Hypersensitivity and Infusion-Related Reactions:

Report immediately any signs and symptoms of hypersensitivity reactions including wheezing, swelling, itching, or hives [See Warnings and Precautions].

Report immediately any signs and symptoms of infusion reactions including fever, chills, fatigue, tachycardia, hypoxia, severe nausea, severe vomiting, diarrhea, muscle pain, joint pain, low blood pressure, high blood pressure, or dizziness/lightheadedness [see Warnings and Precautions, Adverse Reactions].

Autoimmune Cytopenias

Report immediately any signs and symptoms of Autoimmune Cytopenias including pallor and fatigue, tachycardia (from anemia) and mild to moderate splenomegaly, petechiae, easy bruising or prolonged bleeding from cuts, and recurrent bacterial infections, persistent oral ulcers and gingivitis and frequent fevers [See Warnings and Precautions].

Graft Failure:

Advise patients that primary graft failure, which may be fatal, can occur [See Warnings and Precautions, Adverse Reactions].

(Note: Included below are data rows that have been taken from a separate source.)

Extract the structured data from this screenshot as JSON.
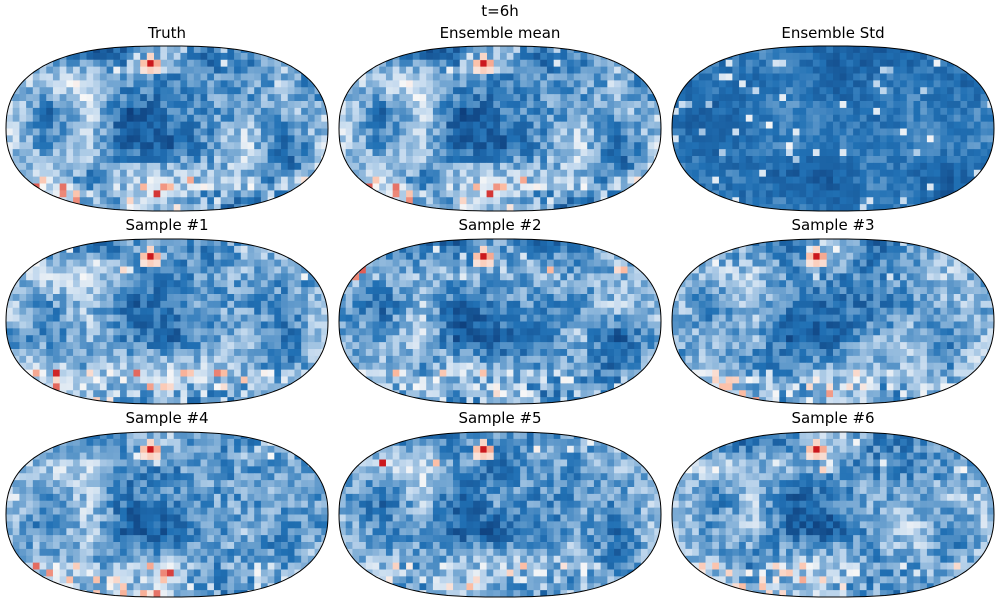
{
  "figure": {
    "title": "t=6h"
  },
  "chart_data": {
    "type": "heatmap",
    "title": "t=6h",
    "projection": "Robinson (global)",
    "colormap": "RdBu (diverging, blue-dominant fields)",
    "colors": {
      "blue_dark": "#08306b",
      "blue_mid": "#2171b5",
      "blue_light": "#c6dbef",
      "neutral": "#f7f7f7",
      "red_light": "#fcbba1",
      "red_dark": "#cb181d",
      "outline": "#000000"
    },
    "panels": [
      {
        "title": "Truth",
        "kind": "field",
        "seed": 11
      },
      {
        "title": "Ensemble mean",
        "kind": "field",
        "seed": 11
      },
      {
        "title": "Ensemble Std",
        "kind": "std",
        "seed": 5
      },
      {
        "title": "Sample #1",
        "kind": "field",
        "seed": 21
      },
      {
        "title": "Sample #2",
        "kind": "field",
        "seed": 32
      },
      {
        "title": "Sample #3",
        "kind": "field",
        "seed": 43
      },
      {
        "title": "Sample #4",
        "kind": "field",
        "seed": 54
      },
      {
        "title": "Sample #5",
        "kind": "field",
        "seed": 65
      },
      {
        "title": "Sample #6",
        "kind": "field",
        "seed": 76
      }
    ]
  }
}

Malignancies of Donor Origin:

Advise patients of the need to contact Gamida Cell at (844)-477-7478 if they are diagnosed with a secondary malignancy after treatment with OMISIRGE [See Warnings and Precautions, Adverse Reactions].

Engraftment Syndrome:

Report immediately any signs and symptoms suggestive of engraftment syndrome including fever, rash, or unexplained weight gain [See Warnings and Precautions].

Transmission of Serious Infections:

Advise patients of the risk of transmission of infectious disease [See Warnings and Precautions].

Transmission of Rare Genetic Diseases:

Advise patients of the risk of transmission of rare genetic diseases [See Warnings and Precautions].